Let $$y = y(x)$$ be the solution curve of the differential equation $$\frac{dy}{dx} + \frac{2x^2+11x+13}{x^3+6x^2+11x+6}y = \frac{x+3}{x+1}$$, $$x > -1$$, which passes through the point (0, 1). Then $$y(1)$$ is equal to

We have the linear differential equation $$\frac{dy}{dx} + \frac{2x^2 + 11x + 13}{x^3 + 6x^2 + 11x + 6}\,y = \frac{x + 3}{x + 1}$$ with $$x > -1$$ and $$y(0) = 1$$.

We factor the denominator: $$x^3 + 6x^2 + 11x + 6 = (x+1)(x+2)(x+3)$$. Now we decompose $$\frac{2x^2 + 11x + 13}{(x+1)(x+2)(x+3)}$$ into partial fractions. Setting $$\frac{2x^2 + 11x + 13}{(x+1)(x+2)(x+3)} = \frac{A}{x+1} + \frac{B}{x+2} + \frac{C}{x+3}$$, we get $$2x^2 + 11x + 13 = A(x+2)(x+3) + B(x+1)(x+3) + C(x+1)(x+2)$$.

Substituting $$x = -1$$: $$2 - 11 + 13 = A(1)(2) \Rightarrow 4 = 2A \Rightarrow A = 2$$. Substituting $$x = -2$$: $$8 - 22 + 13 = B(-1)(1) \Rightarrow -1 = -B \Rightarrow B = 1$$. Substituting $$x = -3$$: $$18 - 33 + 13 = C(-2)(-1) \Rightarrow -2 = 2C \Rightarrow C = -1$$.

So the integrating factor is $$\mu = e^{\int P(x)\,dx}$$ where $$P(x) = \frac{2}{x+1} + \frac{1}{x+2} - \frac{1}{x+3}$$. Hence $$\int P\,dx = 2\ln|x+1| + \ln|x+2| - \ln|x+3| = \ln\!\left(\frac{(x+1)^2(x+2)}{x+3}\right)$$, and $$\mu = \frac{(x+1)^2(x+2)}{x+3}$$.

Multiplying the ODE by the integrating factor, we get $$\frac{d}{dx}\!\left[\frac{(x+1)^2(x+2)}{x+3}\,y\right] = \frac{x+3}{x+1} \cdot \frac{(x+1)^2(x+2)}{x+3} = (x+1)(x+2)$$. Integrating the right side: $$\int (x+1)(x+2)\,dx = \int (x^2 + 3x + 2)\,dx = \frac{x^3}{3} + \frac{3x^2}{2} + 2x + C$$.

Therefore $$\frac{(x+1)^2(x+2)}{x+3}\,y = \frac{x^3}{3} + \frac{3x^2}{2} + 2x + C$$. Using $$y(0) = 1$$: $$\frac{(1)(2)}{3} \cdot 1 = 0 + C$$, so $$C = \frac{2}{3}$$.
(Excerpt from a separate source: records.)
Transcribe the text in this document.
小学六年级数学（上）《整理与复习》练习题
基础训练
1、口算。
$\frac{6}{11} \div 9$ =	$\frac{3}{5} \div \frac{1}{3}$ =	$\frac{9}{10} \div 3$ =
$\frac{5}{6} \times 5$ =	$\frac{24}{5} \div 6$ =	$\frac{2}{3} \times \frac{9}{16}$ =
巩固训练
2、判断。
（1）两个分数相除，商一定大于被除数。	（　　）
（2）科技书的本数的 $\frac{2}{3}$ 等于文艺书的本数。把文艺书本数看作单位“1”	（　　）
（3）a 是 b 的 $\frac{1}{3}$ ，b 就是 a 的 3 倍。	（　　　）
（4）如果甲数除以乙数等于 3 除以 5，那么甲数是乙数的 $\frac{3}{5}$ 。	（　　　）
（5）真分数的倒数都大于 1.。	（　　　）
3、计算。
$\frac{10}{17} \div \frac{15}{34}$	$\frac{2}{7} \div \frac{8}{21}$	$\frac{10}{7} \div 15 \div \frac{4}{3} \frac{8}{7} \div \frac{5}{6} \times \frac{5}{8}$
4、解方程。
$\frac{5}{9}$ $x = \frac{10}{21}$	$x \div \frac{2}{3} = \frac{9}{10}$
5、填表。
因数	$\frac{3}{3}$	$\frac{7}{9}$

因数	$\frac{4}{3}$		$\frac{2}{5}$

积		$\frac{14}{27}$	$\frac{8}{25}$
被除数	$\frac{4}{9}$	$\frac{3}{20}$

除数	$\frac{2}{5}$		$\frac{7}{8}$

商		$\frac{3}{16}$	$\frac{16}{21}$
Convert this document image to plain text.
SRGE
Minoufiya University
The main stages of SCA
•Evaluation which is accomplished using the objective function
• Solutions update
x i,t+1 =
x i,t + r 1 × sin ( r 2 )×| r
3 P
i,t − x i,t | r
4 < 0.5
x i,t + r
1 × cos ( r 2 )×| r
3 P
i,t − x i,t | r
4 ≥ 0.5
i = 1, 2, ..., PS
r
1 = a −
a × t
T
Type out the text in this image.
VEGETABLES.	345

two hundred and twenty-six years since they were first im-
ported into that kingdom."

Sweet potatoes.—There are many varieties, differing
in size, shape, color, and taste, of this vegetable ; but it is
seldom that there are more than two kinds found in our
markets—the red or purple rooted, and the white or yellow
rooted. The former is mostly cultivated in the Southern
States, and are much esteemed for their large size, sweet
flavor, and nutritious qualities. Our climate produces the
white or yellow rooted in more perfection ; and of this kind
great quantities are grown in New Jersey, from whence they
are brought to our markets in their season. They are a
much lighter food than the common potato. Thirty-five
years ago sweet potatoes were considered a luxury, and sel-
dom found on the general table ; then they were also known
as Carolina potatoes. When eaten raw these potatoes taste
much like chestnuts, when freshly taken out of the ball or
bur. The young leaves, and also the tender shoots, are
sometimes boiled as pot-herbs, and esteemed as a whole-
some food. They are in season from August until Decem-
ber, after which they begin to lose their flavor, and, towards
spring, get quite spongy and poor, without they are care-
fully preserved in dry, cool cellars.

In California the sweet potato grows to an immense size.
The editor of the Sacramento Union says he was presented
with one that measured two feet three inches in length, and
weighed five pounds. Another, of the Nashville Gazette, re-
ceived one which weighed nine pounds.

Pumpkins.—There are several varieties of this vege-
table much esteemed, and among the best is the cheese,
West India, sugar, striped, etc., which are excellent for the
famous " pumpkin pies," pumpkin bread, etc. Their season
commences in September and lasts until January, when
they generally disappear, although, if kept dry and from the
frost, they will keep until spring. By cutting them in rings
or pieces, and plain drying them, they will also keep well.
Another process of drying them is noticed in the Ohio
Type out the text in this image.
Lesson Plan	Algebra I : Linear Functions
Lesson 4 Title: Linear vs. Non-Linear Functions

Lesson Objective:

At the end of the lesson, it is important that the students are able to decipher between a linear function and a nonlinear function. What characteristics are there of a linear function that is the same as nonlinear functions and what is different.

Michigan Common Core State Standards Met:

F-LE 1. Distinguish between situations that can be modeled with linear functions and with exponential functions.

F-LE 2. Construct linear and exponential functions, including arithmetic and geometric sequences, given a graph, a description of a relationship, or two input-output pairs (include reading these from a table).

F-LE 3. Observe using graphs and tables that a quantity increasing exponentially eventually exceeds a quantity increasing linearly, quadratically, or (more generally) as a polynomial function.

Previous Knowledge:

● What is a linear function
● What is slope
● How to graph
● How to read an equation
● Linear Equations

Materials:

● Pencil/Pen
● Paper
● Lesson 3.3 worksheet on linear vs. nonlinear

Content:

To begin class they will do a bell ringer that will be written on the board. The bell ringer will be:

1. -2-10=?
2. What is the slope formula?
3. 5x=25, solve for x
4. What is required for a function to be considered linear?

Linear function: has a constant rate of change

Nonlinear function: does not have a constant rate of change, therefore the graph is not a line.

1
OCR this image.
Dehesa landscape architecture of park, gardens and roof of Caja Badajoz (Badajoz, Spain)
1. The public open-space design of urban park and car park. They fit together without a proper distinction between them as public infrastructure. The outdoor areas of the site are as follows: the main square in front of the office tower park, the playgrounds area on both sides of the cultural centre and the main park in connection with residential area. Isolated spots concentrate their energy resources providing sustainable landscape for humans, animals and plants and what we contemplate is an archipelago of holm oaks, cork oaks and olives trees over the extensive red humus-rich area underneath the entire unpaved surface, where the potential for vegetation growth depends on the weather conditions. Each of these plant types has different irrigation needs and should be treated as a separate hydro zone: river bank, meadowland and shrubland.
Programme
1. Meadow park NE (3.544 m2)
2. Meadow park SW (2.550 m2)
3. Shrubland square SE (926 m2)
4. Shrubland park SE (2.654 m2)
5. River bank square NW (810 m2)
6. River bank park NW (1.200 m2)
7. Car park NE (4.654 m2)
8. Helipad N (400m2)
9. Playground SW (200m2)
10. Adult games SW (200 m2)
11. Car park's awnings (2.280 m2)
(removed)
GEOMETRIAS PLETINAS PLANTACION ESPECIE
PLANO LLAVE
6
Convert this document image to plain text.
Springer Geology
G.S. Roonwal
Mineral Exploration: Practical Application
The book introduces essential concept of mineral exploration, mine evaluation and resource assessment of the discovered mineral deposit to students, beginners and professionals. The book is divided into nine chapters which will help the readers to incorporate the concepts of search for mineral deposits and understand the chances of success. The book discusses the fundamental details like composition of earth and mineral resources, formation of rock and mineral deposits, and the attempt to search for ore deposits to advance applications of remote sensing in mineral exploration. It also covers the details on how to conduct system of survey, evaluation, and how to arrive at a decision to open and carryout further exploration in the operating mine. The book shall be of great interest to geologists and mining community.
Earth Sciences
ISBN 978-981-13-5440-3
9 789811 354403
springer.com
Now at $$x = 1$$: $$\frac{(2)^2(3)}{4}\,y(1) = \frac{1}{3} + \frac{3}{2} + 2 + \frac{2}{3}$$. The left side equals $$3\,y(1)$$. The right side equals $$\frac{1}{3} + \frac{2}{3} + \frac{3}{2} + 2 = 1 + \frac{3}{2} + 2 = \frac{9}{2}$$. Hence $$y(1) = \frac{9}{2} \cdot \frac{1}{3} = \frac{3}{2}$$.

Hence, the correct answer is Option B.